Mohamed Essabbar : “Le CNDH va se prononcer sur le degré de vérité de chaque dossier en suspens”


Entretien réalisé par Mustapha Elouizi
Vendredi 1 Février 2013

Mohamed Essabbar : “Le CNDH va se prononcer sur le degré de vérité de chaque dossier en suspens”
Secrétaire général du CNDH, Mohamed Essabar maîtrise bien son sujet. Il a aussi bien l’esprit de détail que celui des grandes idées qui sous-tendent le projet de la réconciliation. Ce n’est pas étonnant, quand on sait qu’il était lui-même victime des années de plomb, l’un des fondateurs du Forum vérité et Justice et l’un de ses anciens présidents. Il était également vice-président et plusieurs fois membre de l’AMDH, et avocat au barreau de Rabat. Il a suivi plusieurs affaires relatives aux graves violations des droits de l’Homme. Entretien.

Libé : Quel bilan faites-vous de la réconciliation nationale?

Mohamed Essabbar : Le bilan que nous faisons au sein du Conseil est globalement positif. Avant de vous donner des chiffres, je voudrais souligner d’abord que la période traitée par l’ancienne Instance Equité et Réconciliation (IER) était des plus longues en matière de justice transitionnelle : 1956 – 1999. Ensuite, je remarque que personne n’a été contre les recommandations de cette instance présidée par feu Benzekri, lui-même victime des années de plomb. Les approches suivies dans le processus sont reconnues à l’échelon international (genre, participation, droit, politique et institutionnelle, auditions publiques…), tout en laissant la possibilité aux victimes non satisfaites de recourir à la justice.
Au niveau de l’indemnisation individuelle, il y a eu 17.000 personnes. Pour ce, on avait eu recours à des approches reconnues. Au niveau de l’intégration sociale, une grande partie de cas a été réglée, et il nous reste quelque trois cents cas à résoudre prochainement. Mais, il ne faut pas oublier que le mandat de l’IER concernait des investigations sur les violations graves des droits de l’Homme. Il y a eu aussi l’adoption d’autres approches, telle que la réhabilitation médicale, sociale et administrative.
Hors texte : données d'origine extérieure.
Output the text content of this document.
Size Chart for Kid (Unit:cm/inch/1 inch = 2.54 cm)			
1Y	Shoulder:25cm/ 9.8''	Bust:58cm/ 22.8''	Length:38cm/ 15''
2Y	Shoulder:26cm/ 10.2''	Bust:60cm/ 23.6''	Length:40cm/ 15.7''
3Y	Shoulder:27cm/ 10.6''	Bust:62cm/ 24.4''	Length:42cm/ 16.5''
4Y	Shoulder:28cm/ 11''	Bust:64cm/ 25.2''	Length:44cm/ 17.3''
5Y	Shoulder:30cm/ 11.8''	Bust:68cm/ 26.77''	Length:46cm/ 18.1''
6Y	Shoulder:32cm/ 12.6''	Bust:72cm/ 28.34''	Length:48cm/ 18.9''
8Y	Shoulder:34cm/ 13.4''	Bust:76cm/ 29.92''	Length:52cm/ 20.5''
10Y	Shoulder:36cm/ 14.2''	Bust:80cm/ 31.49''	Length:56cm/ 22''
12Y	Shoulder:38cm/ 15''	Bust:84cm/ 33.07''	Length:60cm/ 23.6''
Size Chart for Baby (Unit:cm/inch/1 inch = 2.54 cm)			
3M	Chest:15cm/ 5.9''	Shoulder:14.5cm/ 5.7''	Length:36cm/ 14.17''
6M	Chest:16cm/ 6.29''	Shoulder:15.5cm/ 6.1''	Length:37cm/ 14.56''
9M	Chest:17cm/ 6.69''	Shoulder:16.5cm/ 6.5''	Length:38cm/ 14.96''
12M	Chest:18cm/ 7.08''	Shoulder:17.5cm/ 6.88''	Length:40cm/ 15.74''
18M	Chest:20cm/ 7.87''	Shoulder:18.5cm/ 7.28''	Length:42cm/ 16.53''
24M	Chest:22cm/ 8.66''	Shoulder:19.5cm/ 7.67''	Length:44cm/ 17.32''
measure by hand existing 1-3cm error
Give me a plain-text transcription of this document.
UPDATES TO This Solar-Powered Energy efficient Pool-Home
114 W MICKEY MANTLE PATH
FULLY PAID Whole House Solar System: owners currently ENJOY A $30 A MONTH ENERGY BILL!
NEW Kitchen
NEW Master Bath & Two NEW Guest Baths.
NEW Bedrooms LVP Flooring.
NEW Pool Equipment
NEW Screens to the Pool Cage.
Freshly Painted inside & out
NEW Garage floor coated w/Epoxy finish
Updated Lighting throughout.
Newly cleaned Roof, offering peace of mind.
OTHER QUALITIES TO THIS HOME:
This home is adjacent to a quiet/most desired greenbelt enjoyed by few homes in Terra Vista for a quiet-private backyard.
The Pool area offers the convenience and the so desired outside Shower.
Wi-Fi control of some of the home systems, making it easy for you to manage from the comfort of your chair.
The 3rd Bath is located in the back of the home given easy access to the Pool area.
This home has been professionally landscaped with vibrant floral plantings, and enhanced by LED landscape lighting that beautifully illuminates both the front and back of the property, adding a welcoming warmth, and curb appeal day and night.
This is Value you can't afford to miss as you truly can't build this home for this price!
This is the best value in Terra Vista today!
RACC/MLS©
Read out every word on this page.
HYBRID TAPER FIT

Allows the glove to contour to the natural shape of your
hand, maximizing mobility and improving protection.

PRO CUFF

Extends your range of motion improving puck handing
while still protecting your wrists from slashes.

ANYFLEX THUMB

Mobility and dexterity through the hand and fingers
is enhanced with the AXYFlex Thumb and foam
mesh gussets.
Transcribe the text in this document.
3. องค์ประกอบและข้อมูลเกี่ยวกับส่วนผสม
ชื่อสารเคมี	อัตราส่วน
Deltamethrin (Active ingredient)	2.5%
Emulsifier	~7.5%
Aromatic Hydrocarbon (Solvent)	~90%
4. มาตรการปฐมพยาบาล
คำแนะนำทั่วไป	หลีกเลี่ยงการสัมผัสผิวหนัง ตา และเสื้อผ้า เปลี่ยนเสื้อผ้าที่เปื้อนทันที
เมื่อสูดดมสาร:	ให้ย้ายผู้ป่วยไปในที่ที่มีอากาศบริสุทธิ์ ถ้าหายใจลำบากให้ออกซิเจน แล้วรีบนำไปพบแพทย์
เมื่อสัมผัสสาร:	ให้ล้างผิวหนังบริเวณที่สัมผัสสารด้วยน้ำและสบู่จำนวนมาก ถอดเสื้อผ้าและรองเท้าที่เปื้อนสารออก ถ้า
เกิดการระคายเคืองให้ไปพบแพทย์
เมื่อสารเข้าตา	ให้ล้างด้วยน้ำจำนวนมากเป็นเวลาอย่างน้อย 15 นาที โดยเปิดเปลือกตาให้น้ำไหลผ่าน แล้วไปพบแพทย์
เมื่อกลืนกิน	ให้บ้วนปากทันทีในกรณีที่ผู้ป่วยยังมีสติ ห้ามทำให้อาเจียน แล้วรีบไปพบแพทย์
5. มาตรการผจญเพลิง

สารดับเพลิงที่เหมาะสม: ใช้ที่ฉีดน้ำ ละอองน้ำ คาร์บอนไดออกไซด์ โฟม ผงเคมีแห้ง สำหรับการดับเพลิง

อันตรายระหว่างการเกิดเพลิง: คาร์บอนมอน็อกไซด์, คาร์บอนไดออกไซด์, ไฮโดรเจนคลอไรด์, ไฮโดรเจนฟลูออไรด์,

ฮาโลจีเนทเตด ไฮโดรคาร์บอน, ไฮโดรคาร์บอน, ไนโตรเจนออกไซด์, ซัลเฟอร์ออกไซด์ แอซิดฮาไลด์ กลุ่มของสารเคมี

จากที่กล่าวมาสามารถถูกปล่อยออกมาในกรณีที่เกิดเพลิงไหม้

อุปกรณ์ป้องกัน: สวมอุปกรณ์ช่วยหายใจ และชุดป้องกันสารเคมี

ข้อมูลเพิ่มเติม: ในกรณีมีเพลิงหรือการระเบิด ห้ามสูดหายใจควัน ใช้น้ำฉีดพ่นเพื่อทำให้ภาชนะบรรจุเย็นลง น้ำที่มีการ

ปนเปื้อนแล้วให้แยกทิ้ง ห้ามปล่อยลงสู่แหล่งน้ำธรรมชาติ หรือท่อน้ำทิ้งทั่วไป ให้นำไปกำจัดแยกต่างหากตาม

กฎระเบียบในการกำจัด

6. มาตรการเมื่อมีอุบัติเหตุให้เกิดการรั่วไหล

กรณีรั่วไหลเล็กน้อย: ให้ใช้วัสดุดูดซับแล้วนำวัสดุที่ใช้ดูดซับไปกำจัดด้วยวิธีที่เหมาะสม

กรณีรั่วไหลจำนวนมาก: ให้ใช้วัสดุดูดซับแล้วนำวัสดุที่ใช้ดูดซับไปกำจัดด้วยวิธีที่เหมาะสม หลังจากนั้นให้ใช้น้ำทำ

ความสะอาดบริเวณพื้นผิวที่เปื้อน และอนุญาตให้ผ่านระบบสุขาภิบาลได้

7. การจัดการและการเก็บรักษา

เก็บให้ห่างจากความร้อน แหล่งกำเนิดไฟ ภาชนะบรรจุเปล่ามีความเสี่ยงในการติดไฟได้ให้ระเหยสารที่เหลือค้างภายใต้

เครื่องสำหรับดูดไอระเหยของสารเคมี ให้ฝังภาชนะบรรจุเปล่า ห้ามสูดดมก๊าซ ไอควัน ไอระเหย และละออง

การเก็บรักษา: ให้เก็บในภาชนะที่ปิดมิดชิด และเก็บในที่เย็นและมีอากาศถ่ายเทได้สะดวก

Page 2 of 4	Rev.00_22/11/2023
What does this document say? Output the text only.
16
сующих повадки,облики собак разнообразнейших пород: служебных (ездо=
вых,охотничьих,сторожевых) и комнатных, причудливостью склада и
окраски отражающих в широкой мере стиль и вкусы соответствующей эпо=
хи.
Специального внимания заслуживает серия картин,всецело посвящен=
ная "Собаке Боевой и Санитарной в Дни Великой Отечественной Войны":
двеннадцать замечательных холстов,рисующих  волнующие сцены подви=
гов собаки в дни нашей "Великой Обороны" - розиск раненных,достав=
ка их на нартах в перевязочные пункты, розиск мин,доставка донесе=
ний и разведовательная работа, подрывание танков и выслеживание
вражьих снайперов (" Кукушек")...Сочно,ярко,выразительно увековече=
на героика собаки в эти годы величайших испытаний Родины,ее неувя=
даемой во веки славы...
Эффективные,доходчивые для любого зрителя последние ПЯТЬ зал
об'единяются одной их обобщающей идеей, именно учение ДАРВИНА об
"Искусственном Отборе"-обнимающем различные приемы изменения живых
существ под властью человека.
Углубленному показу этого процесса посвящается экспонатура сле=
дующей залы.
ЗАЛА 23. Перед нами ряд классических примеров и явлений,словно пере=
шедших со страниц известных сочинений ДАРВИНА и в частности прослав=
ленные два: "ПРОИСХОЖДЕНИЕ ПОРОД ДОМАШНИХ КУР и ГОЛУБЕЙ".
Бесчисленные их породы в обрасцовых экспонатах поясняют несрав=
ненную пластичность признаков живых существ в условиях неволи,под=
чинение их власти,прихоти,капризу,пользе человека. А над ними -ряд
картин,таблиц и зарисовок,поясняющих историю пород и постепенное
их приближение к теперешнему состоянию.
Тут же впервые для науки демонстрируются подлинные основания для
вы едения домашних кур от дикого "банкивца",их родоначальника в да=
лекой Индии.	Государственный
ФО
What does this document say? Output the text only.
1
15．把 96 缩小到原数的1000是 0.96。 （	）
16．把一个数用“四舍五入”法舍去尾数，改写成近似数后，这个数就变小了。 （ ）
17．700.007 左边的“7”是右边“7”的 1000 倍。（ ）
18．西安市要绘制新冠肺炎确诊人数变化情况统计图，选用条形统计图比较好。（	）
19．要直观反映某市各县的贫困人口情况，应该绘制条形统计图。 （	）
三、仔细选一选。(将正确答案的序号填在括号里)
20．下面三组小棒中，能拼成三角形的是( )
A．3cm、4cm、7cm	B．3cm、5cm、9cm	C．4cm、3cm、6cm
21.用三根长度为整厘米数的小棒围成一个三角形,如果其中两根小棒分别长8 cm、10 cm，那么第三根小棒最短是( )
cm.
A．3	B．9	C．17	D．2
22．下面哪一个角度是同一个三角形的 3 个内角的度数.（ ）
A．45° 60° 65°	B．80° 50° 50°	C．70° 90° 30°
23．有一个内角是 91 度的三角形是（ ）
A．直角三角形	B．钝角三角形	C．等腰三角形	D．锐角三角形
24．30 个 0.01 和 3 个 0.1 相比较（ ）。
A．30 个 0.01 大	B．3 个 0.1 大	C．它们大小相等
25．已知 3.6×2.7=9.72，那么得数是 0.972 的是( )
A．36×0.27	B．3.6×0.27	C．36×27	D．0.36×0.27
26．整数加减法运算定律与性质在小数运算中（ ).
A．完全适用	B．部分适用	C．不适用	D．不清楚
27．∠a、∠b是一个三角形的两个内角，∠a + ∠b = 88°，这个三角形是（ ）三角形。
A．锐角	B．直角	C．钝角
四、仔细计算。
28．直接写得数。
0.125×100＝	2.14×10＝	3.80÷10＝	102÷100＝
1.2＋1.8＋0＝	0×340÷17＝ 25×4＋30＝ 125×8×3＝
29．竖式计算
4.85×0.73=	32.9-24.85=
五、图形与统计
Le mandat de l’IER avait mis en avant le volet réparation communautaire. Que pouvez-vous dire dans ce sens?

Ce programme visait à entreprendre une réconciliation des populations ayant souffert de l’existence de centres de détention secrets sur leur sol. Celui-ci a concerné 13 sites dont Zagora, Ouarzazate, Tinghir, Nador, El Hoceima, Tan Tan, Hay Mohammadi, Khénifra, Errachidia, Figuig. Mais, la difficulté est qu’il s’agit d’une initiative sans précédent. Il n’existait pas auparavant dans les expériences mondiales une pareille démarche. Donc il fallait tout entreprendre.

Quelle est la nature des projets initiés dans ce sens ?

Là, il fallait initier des projets qui prônent la mémoire et rétablissent une réparation collective des dommages. La première idée était de préserver la mémoire et de tourner définitivement cette page. Des musées verront bientôt le jour, comme celui du Rif, le musée des oasis, le musée d’Agdz, ainsi que la transformation du centre de Derb Moulay Chrif en complexe culturel et éducatif. On n’oubliera pas les cimetières, dans la mesure où l’on prévoit l’aménagement des cimetières de Casablanca, où sont enterrées les personnes décédées lors des événements de 1981, du cimetière de Kelâat Mgouna et d’Agdz. Le Centre contribue actuellement de manière active au projet des archives du Maroc, grande défaillance nationale, et on a déjà dans ce sens mis en place un master de «l’histoire contemporaine», dans le cadre d’un partenariat avec l’Université Mohammed V à Rabat.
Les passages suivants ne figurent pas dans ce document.